Он наморщил лоб: было похоже, что ему в голову пришла неожиданная мысль и он старается хорошенько додумать ее. Наконец он поднял глаза на Белова.
— Кажись, докумекал. — Голос его зазвучал напряженно. — Стало быть, к провокациям скатились, дипломаты? Чего ж вы тогда комедию ломаете?
«Эх ты, петушок», — подумал Белов и нажал кнопку. В дверях появился Шабанов.
— Уведите арестованного.
Ягунин не встал — подскочил. На щеках его рдели пятна.
— Только имейте в виду, — стараясь усмехаться до крайности презрительно, выпалил он, — что я так просто вам не дамся. Мы еще посмотрим, кто кого… В девятнадцатом году я…

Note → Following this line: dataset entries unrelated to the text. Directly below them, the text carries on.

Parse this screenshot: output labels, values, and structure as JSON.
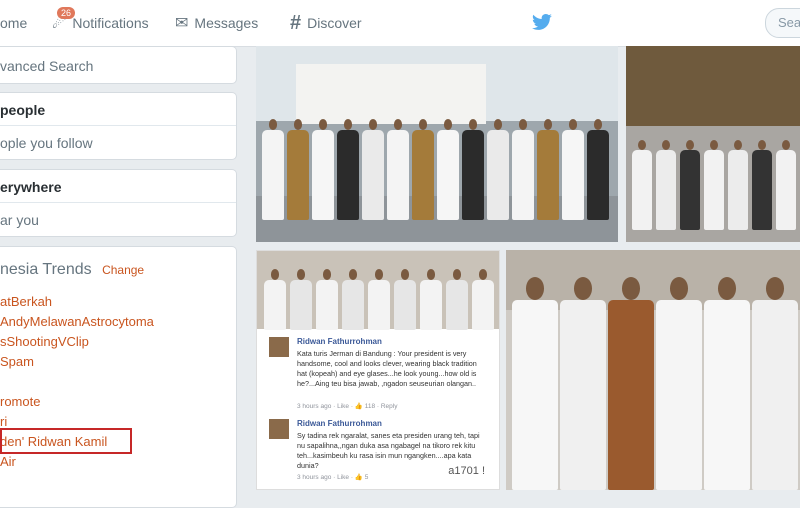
{
  "nav": {
    "home": "ome",
    "notifications": "Notifications",
    "notifications_badge": "26",
    "messages": "Messages",
    "discover": "Discover",
    "search_placeholder": "Sea"
  },
  "sidebar": {
    "advanced_search": "vanced Search",
    "people_title": "people",
    "people_filter": "ople you follow",
    "location_title": "erywhere",
    "location_filter": "ar you",
    "trends_title": "nesia Trends",
    "trends_change": "Change",
    "trends": [
      "atBerkah",
      "AndyMelawanAstrocytoma",
      "sShootingVClip",
      "Spam",
      "",
      "romote",
      "ri",
      "den' Ridwan Kamil",
      "Air"
    ],
    "highlighted_trend_index": 7
  },
  "comments": [
    {
      "name": "Ridwan Fathurrohman",
      "text": "Kata turis Jerman di Bandung : Your president is very handsome, cool and looks clever, wearing black tradition hat (kopeah) and eye glases...he look young...how old is he?...Aing teu bisa jawab, ,ngadon seuseurian olangan..",
      "meta": "3 hours ago · Like · 👍 118 · Reply"
    },
    {
      "name": "Ridwan Fathurrohman",
      "text": "Sy tadina rek ngaralat, sanes eta presiden urang teh, tapi nu sapalihna,,ngan duka asa ngabagel na tikoro rek kitu teh...kasimbeuh ku rasa isin mun ngangken....apa kata dunia?",
      "meta": "3 hours ago · Like · 👍 5"
    }
  ],
  "watermark": "a1701 !",
  "colors": {
    "link": "#c9551f",
    "twitter_blue": "#55acee",
    "highlight_box": "#c62828"
  }
}
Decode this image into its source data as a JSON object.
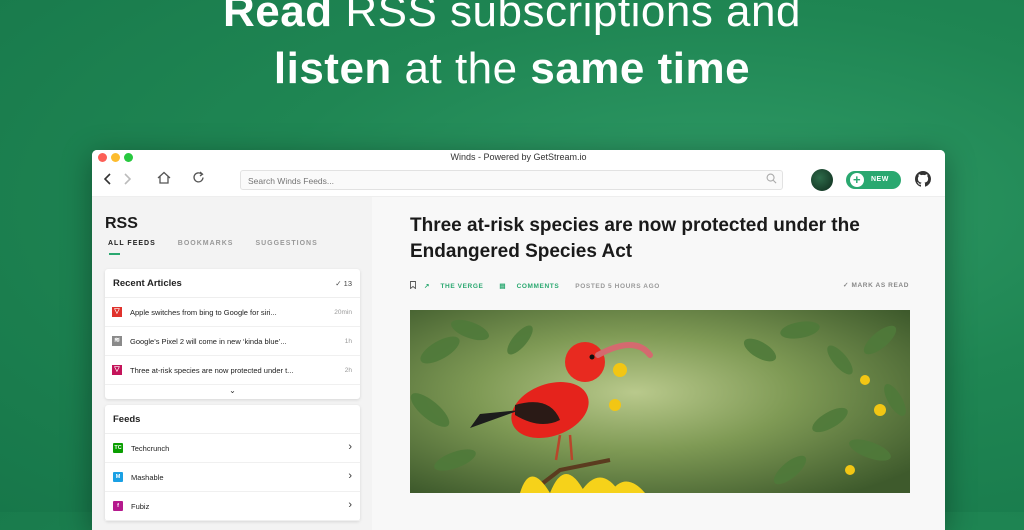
{
  "hero": {
    "line1_bold": "Read",
    "line1_rest": " RSS subscriptions and",
    "line2_bold1": "listen",
    "line2_mid": " at the ",
    "line2_bold2": "same time"
  },
  "window": {
    "title": "Winds - Powered by GetStream.io"
  },
  "toolbar": {
    "search_placeholder": "Search Winds Feeds...",
    "new_label": "NEW"
  },
  "sidebar": {
    "title": "RSS",
    "tabs": [
      "ALL FEEDS",
      "BOOKMARKS",
      "SUGGESTIONS"
    ],
    "recent": {
      "title": "Recent Articles",
      "count": "13",
      "items": [
        {
          "text": "Apple switches from bing to Google for siri...",
          "time": "20min",
          "icon_color": "#e0322c"
        },
        {
          "text": "Google’s Pixel 2 will come in new ‘kinda blue’...",
          "time": "1h",
          "icon_color": "#8a8a8a"
        },
        {
          "text": "Three at-risk species are now protected under t...",
          "time": "2h",
          "icon_color": "#c4145a"
        }
      ]
    },
    "feeds": {
      "title": "Feeds",
      "items": [
        {
          "name": "Techcrunch",
          "abbr": "TC",
          "color": "#0a9e01"
        },
        {
          "name": "Mashable",
          "abbr": "M",
          "color": "#1aa0e4"
        },
        {
          "name": "Fubiz",
          "abbr": "f",
          "color": "#b5198d"
        }
      ]
    }
  },
  "article": {
    "title": "Three at-risk species are now protected under the Endangered Species Act",
    "source": "THE VERGE",
    "comments": "COMMENTS",
    "posted": "POSTED 5 HOURS AGO",
    "mark_read": "MARK AS READ"
  },
  "colors": {
    "accent": "#2aa870",
    "background": "#1f8653"
  }
}
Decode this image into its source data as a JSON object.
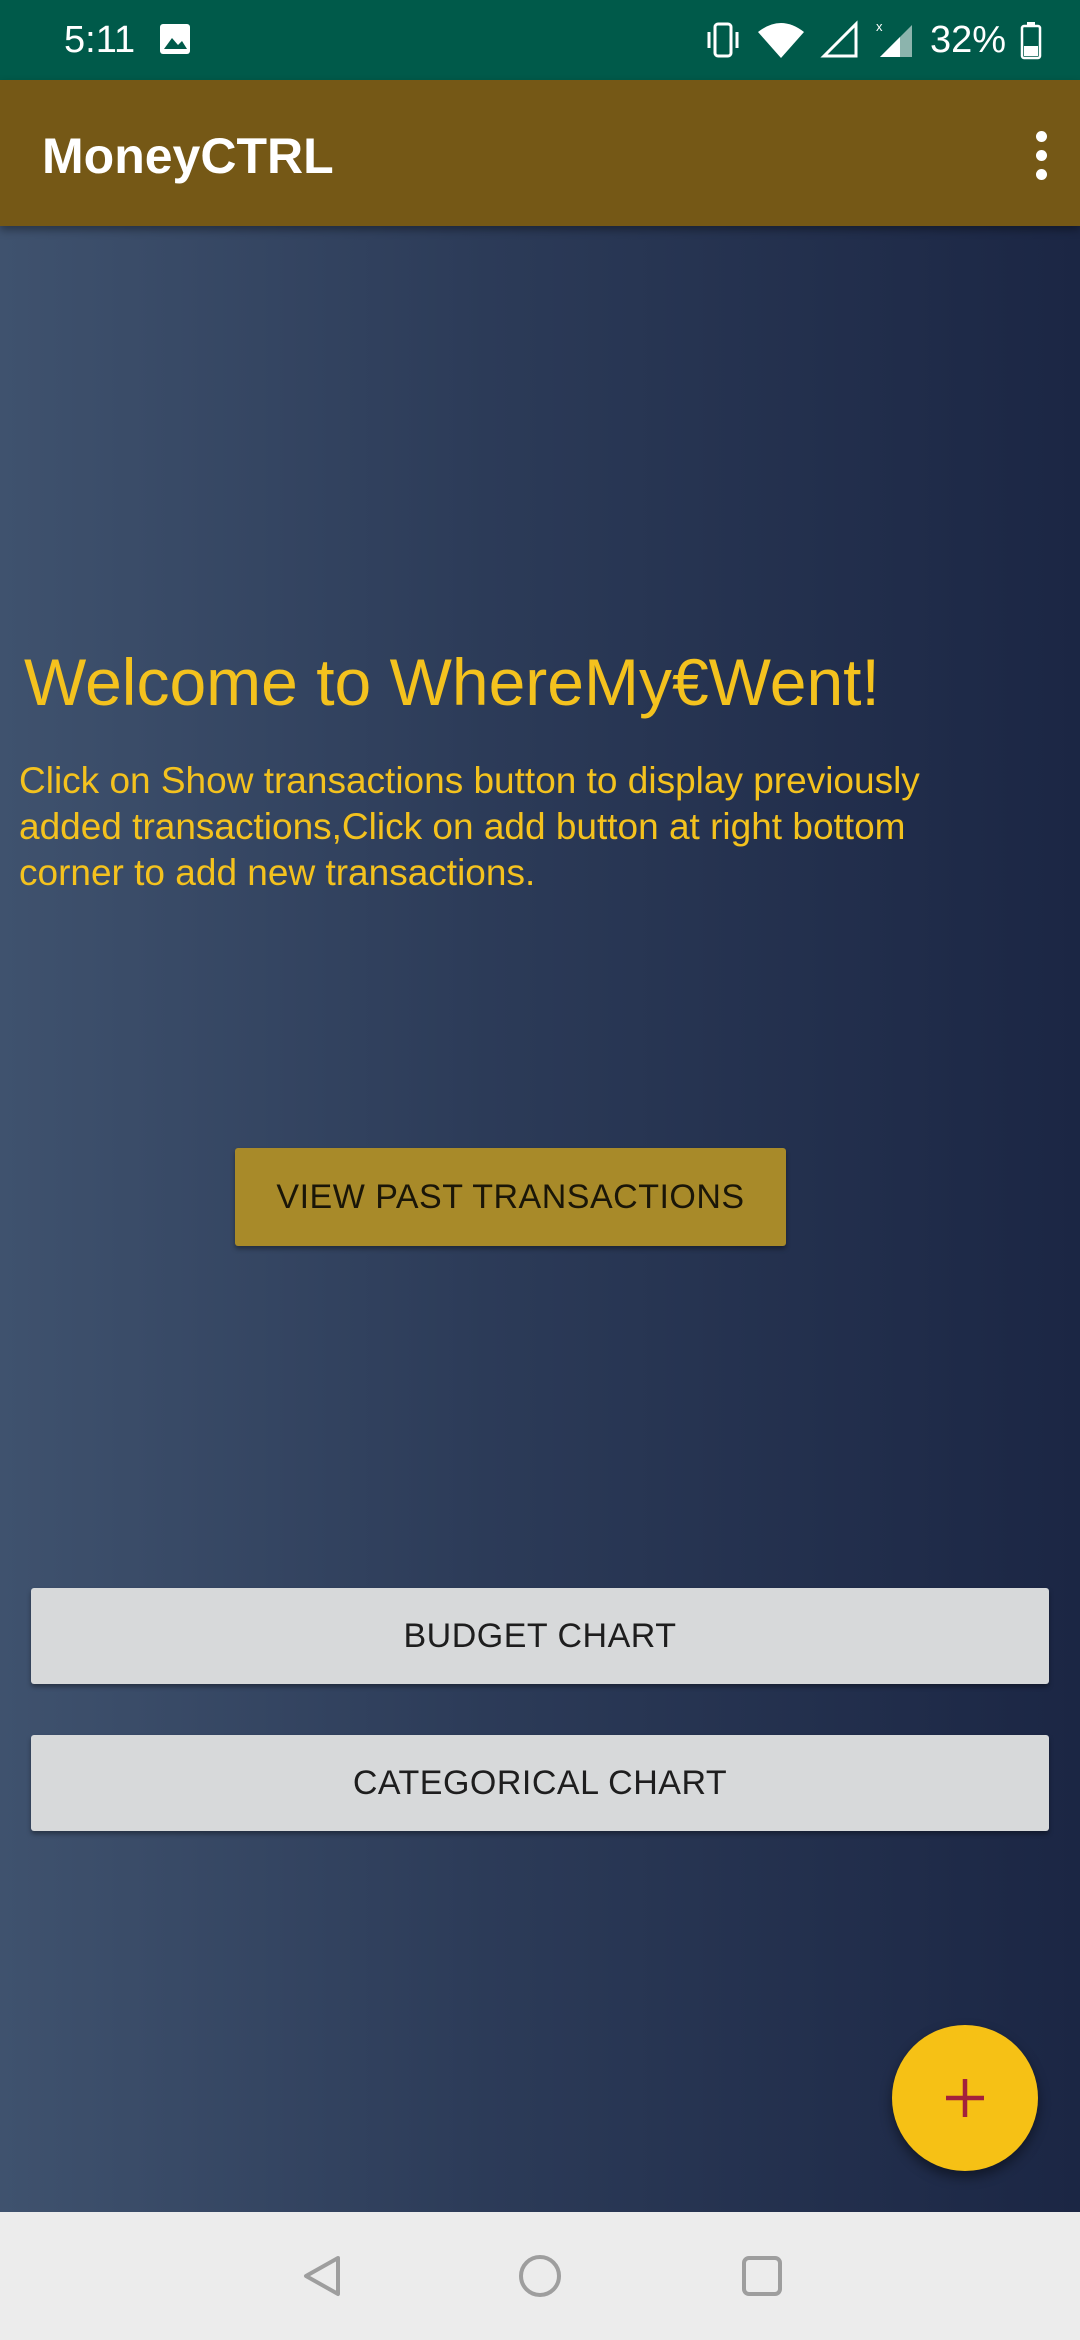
{
  "status_bar": {
    "time": "5:11",
    "battery_percent": "32%",
    "icons": [
      "image-icon",
      "vibrate-icon",
      "wifi-icon",
      "signal-icon",
      "signal-x-icon",
      "battery-icon"
    ]
  },
  "app_bar": {
    "title": "MoneyCTRL",
    "menu_icon": "overflow-menu-icon"
  },
  "main": {
    "welcome_title": "Welcome to WhereMy€Went!",
    "instructions": "Click on Show transactions button to display previously added transactions,Click on add button at right bottom corner to add new transactions.",
    "view_past_label": "VIEW PAST TRANSACTIONS",
    "budget_chart_label": "BUDGET CHART",
    "categorical_chart_label": "CATEGORICAL CHART",
    "fab_icon": "plus-icon"
  },
  "nav_bar": {
    "buttons": [
      "back-icon",
      "home-icon",
      "recents-icon"
    ]
  },
  "colors": {
    "status_bar": "#005a4a",
    "app_bar": "#755816",
    "accent_text": "#f4c21e",
    "primary_button": "#a88a29",
    "secondary_button": "#d7d9da",
    "fab": "#f6c115",
    "fab_icon": "#a3213c"
  }
}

— Идите! идите! — прикрикнул Белов.
Глаза Ягунина блеснули подозрительно влажно. Он рывком повернулся и пошел к двери.
— Больше вас не задерживаю, — сказал Белов Нюсе. — Давайте пропуск. Спасибо вам за помощь.
Нюся встала. Она казалась пришибленной случившимся.
— За что вы его… так?
Белов улыбчиво сощурился.
— Много будете знать — морщины появятся.
Он проводил буфетчицу до двери, подал ей руку.
— До свиданья, — убитым голосом сказала Нюся.
Проводив буфетчицу, Иван Степанович подошел к окну. Ветер не унимался, будто спешил перегнать всю самарскую пыль подальше от Волги. Белов стоял у окна до тех пор, пока не увидел, что замотанная в белый платочек девушка, шустро грызшая семечки на углу, пошла по Николаевской в сторону собора. Белов достал из ящика папку, сел на край стола и уткнулся в бумаги. Почти полчаса он листал их, пропуская одни и внимательнейше вчитываясь в другие. Но вот в дверь постучали.
— Войдите! — крикнул Белов, слезая со стола.
Вошла Женя Сурикова — та самая девица с семечками, только платочек она сняла.
— Проводила я ее, — сказала Женя. — Она ни разу так и не оглянулась… А шла, значит, по Николаевской до Льва Толстого — непонятно, почему: по Предтеченской-то ей ближе. Дальше — на Самарскую и прямиком в «Палас».